Ahmed Hulusi = O salât tamamlandığında arzda yayılın, Allâh'ın fazlından talep edin ve (el Esmâ'sıyla hakikatiniz olan) Allâh'ı çok zikredin (HATIRLAYIN) ki kurtuluşa eresiniz!
Ahmet Tekin = Namazı kılınca, artık yeryüzüne dağılın. Ticaretinizi yapın, işinize bakın. Allah’ın lütfundan isteyin. Allah’ı çok zikrederek şükredin, Allah’a çokça ibadet edin, Allah’ın dinini, şeriatını çokça anlatın. Umulur ki, kurtuluşa, ebedî nimetle mutluluğa erersiniz.
Ahmet Varol = Namaz kılındığında artık yeryüzüne dağılın Allah'ın lütfundan isteyin ve Allah'ı çokça anın ki kurtuluşa eresiniz.
Ali Bulaç = Artık namazı kılınca, yeryüzünde dağılın. Allah'ın fazlını isteyip arayın ve Allah'ı çokca zikredin; umulur ki felaha (kurtuluşa ve umduklarınıza) kavuşmuş olursunuz.
Ali Fikri Yavuz = Sonra namaz kılınınca, yeryüzüne dağılın da Allah’ın fazlından rızk arayın. Allah’ı (her halinizde) çok anın ki, (dünya ve ahiret saadetine kavuşub azabdan) kurtulabilesiniz.

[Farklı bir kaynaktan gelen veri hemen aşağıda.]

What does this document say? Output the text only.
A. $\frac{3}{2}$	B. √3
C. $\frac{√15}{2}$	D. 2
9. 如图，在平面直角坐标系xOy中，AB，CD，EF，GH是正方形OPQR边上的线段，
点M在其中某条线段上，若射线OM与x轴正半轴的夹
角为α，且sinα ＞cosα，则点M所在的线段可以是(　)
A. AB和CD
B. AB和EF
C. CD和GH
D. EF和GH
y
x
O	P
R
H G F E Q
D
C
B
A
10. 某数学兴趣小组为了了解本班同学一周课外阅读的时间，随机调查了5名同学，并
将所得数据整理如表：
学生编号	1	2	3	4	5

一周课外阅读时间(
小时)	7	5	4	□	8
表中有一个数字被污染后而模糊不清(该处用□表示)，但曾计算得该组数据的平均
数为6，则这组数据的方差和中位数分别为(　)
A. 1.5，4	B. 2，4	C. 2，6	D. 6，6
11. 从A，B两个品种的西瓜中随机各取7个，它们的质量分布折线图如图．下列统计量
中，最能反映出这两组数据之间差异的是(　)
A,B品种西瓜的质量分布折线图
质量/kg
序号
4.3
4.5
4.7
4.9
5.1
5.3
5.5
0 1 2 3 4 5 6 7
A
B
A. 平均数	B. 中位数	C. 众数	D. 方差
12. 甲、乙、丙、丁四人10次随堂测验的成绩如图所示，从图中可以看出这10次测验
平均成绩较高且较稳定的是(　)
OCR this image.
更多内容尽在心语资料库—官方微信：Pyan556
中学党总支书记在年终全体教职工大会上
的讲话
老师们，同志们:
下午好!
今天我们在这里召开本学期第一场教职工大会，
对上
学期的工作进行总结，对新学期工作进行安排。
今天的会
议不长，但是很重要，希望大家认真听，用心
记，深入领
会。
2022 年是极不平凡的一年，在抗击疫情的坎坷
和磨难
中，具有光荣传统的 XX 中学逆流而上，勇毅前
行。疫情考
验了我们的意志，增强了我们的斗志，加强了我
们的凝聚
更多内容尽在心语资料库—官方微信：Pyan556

Ali Ünal = Namaz tamamlanınca artık yeryüzüne yayılabilir ve Allah’ın lütf u ihsanından rızkınızı temine çalışabilirsiniz. Bununla birlikte (namaz kılarak, ayrıca namaz dışında da) Allah’ı çok anın ki, (her iki dünyada da) kurtuluşa erebilesiniz.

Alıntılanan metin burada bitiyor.